Mas desconfio que eu era uma criança razoavelmente malvada, sem que tivesse a noção de sê-lo. Pode ser que o que vou revelar agora seja muito forte e requeira frieza emocional do leitor. Como qualquer criança que se cansava de seus brinquedos, eu me enchia de meus gafanhotos, e isso era o bastante para me desfazer deles.
Usando a chama bruxuleante do candeeiro, tacava fogo neles, como um Torquemada, submetendo-os a sessões de fritura dignas de um naco de carne. O odor de guisado preenchia o ar.
Avisei que era chocante. Mas antes que você aponte seu dedo inquisidor, lembre-se que, numa escala de maldades típicas da infância, atear fogo em indefesos gafanhotos não fica muito atrás de abater pássaros a estilingadas, que vem a ser o hobby de muitos garotos de infância interiorana.
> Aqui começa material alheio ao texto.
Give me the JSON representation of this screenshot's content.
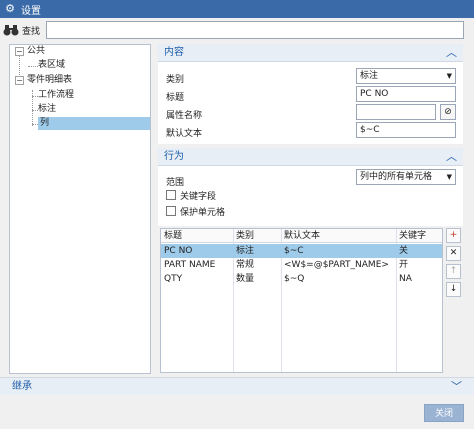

Mas não eu. E posso jurar pela alma dos artrópodes que despachei desta pra melhor: jamais cometi qualquer passaricídio.
Não de forma voluntária. O pássaro que ganhei de presente, infelizmente, não veio com manual de instrução. Ninguém me avisou que aquele brinquedo, não sendo confeccionado de plástico ou madeira, carecia de manutenção; que devia comer e beber.
E assim, numa infausta manhã, meu pássaro jazia inerte na gaiola, tendo ao seu lado a presença vigilante de um grupo de formigas. Ninguém precisou me dizer que ele havia batido as asas. Vivenciei ali meu primeiro grande sentimento de perda. Uma angústia inenarrável me invadiu o peito. O sentimento opressivo só me abandonou depois de um pequeno ritual. Acomodei a pobre criatura numa pequena sepultura escavada com as próprias mãos, e ali depositei sua pequena carcaça inanimada.
A tristeza que sentia evaporou como num passe de mágica, mas não a certeza de que, um dia, serei convocado a prestar contas das pequenas infâmias que cometi na infância. Em algum lugar no céu, pequenas labaredas me esperam. Já posso sentir o calor consumindo minhas pequenas asas indefesas.